Los cubanos que ahora tienen entre 70 y 80 años vivieron momentos históricos desde la llegada de Fidel Castro a La Habana, pero hoy parecen estar abandonados a su suerte en medio de esta crisis. La situación se ha vuelto insostenible, y muchos buscan apoyo en instituciones estatales o iglesias.
Apoyo comunitario
En La Habana Vieja, la iglesia del Espíritu Santo ofrece ayuda a casi 50 ancianos que acuden tres veces por semana en busca de una comida caliente. Esta es una de las pocas opciones que tienen para mitigar el hambre que enfrentan diariamente.
Carmen Casado, una ingeniera química jubilada de 84 años, es un ejemplo de esta realidad. Su pensión mensual de 2,000 pesos cubanos, equivalente a unos 4 dólares en el mercado informal, no le permite cubrir sus necesidades básicas. Sin hijos y sin remesas de familiares en el extranjero, vive sola en un edificio deteriorado del siglo XIX y culpa a Estados Unidos por las dificultades que enfrenta la isla.

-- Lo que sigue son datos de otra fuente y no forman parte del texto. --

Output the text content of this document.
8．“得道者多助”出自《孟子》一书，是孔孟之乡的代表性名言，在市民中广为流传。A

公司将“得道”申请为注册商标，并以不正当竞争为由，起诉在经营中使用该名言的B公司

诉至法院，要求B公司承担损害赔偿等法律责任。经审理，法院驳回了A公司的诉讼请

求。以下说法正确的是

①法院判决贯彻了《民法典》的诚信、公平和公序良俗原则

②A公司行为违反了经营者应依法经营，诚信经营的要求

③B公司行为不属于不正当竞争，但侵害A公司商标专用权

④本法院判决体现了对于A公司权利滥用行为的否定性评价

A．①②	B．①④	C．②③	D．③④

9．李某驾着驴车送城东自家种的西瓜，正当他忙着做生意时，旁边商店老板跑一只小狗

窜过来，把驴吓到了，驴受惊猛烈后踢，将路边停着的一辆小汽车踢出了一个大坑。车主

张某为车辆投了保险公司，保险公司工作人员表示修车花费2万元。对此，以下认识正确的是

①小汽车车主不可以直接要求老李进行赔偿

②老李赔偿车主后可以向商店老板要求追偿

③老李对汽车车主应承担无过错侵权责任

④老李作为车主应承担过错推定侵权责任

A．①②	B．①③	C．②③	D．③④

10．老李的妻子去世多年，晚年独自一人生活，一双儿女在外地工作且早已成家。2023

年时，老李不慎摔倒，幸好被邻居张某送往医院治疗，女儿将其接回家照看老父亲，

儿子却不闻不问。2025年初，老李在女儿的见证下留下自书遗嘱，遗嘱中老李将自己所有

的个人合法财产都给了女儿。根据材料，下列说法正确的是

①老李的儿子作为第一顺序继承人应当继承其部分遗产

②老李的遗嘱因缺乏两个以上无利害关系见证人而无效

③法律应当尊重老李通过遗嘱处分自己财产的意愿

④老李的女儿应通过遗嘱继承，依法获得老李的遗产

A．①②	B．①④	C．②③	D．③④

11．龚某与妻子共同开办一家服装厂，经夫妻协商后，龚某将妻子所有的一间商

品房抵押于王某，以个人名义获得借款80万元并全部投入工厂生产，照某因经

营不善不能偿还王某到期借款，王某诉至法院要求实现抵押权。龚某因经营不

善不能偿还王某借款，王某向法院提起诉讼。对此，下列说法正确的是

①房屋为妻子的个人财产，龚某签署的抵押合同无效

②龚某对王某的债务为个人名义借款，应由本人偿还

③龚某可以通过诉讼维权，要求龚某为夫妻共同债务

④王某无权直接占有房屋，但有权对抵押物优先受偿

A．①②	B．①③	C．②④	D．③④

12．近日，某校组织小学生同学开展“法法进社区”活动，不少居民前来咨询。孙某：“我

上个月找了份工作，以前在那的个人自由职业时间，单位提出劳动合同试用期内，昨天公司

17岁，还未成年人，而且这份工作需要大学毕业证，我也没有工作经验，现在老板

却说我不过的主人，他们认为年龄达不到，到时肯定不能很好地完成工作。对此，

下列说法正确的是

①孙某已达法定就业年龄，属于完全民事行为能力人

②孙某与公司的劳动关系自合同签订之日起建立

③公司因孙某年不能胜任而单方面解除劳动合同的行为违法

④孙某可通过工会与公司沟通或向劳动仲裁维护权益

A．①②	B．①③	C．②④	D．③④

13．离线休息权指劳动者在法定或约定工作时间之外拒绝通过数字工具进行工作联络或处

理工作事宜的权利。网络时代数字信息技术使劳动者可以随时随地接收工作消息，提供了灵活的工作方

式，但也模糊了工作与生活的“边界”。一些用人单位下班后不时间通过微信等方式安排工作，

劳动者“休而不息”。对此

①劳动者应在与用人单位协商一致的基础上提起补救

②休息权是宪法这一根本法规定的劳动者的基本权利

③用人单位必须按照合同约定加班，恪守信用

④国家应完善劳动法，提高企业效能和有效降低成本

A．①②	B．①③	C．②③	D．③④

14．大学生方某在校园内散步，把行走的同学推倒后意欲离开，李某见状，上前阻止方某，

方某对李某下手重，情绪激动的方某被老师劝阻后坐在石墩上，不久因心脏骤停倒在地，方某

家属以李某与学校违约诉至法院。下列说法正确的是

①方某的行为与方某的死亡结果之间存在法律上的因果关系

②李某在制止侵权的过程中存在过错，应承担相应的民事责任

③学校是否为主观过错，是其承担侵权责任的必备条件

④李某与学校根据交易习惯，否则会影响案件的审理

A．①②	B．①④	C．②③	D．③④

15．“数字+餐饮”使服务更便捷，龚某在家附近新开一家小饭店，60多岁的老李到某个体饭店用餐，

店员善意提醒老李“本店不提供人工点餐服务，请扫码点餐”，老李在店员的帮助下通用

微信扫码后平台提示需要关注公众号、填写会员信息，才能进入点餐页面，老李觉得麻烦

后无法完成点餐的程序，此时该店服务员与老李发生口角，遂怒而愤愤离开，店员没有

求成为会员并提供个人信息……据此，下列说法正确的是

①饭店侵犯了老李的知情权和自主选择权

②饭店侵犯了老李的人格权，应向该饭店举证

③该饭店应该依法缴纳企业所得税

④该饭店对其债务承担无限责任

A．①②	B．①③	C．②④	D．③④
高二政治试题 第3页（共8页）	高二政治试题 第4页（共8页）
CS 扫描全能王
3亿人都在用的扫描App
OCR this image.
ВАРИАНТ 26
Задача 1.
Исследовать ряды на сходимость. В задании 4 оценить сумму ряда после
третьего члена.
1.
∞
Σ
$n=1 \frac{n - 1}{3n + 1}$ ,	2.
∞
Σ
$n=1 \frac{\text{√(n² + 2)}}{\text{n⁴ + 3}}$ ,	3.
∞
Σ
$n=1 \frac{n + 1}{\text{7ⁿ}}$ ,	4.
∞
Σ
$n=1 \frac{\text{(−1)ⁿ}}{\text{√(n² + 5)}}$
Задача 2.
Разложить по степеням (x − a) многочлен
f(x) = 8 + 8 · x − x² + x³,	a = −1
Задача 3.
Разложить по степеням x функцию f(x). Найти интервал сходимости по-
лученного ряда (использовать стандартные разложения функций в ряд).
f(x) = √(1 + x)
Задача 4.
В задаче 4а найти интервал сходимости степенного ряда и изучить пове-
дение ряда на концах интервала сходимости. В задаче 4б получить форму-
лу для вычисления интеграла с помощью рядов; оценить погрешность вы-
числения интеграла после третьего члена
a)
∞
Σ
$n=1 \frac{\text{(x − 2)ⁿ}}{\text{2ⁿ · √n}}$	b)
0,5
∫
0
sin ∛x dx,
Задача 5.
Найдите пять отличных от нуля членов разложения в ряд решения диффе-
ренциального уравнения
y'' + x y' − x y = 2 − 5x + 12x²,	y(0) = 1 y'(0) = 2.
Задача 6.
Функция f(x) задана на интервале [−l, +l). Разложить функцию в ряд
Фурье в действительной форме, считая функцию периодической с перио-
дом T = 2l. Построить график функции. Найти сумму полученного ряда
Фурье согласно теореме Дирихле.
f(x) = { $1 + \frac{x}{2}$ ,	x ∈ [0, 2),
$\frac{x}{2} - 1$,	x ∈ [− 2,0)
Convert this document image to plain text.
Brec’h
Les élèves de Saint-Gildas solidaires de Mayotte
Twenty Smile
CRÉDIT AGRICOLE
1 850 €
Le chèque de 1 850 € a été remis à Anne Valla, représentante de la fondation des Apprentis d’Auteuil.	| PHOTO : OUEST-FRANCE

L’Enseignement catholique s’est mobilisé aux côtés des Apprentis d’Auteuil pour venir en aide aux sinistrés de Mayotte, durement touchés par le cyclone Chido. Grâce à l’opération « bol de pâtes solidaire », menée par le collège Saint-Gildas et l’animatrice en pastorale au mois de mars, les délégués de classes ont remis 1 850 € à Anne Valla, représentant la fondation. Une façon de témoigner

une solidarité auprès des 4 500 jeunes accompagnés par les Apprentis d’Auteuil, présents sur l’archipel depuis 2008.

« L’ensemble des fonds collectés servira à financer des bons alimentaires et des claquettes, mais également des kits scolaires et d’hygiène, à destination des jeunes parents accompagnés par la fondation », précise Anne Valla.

La crisis económica en Cuba se ve agravada por un bloqueo energético y una crisis demográfica que ha llevado al país a ser el más envejecido de la región. La baja natalidad y la emigración de jóvenes cubanos son factores que han contribuido a esta problemática.
La situación de los ancianos en Cuba refleja el impacto de múltiples crisis que afectan a la población, dejando a muchos en condiciones de vulnerabilidad y sin acceso a recursos básicos para su subsistencia.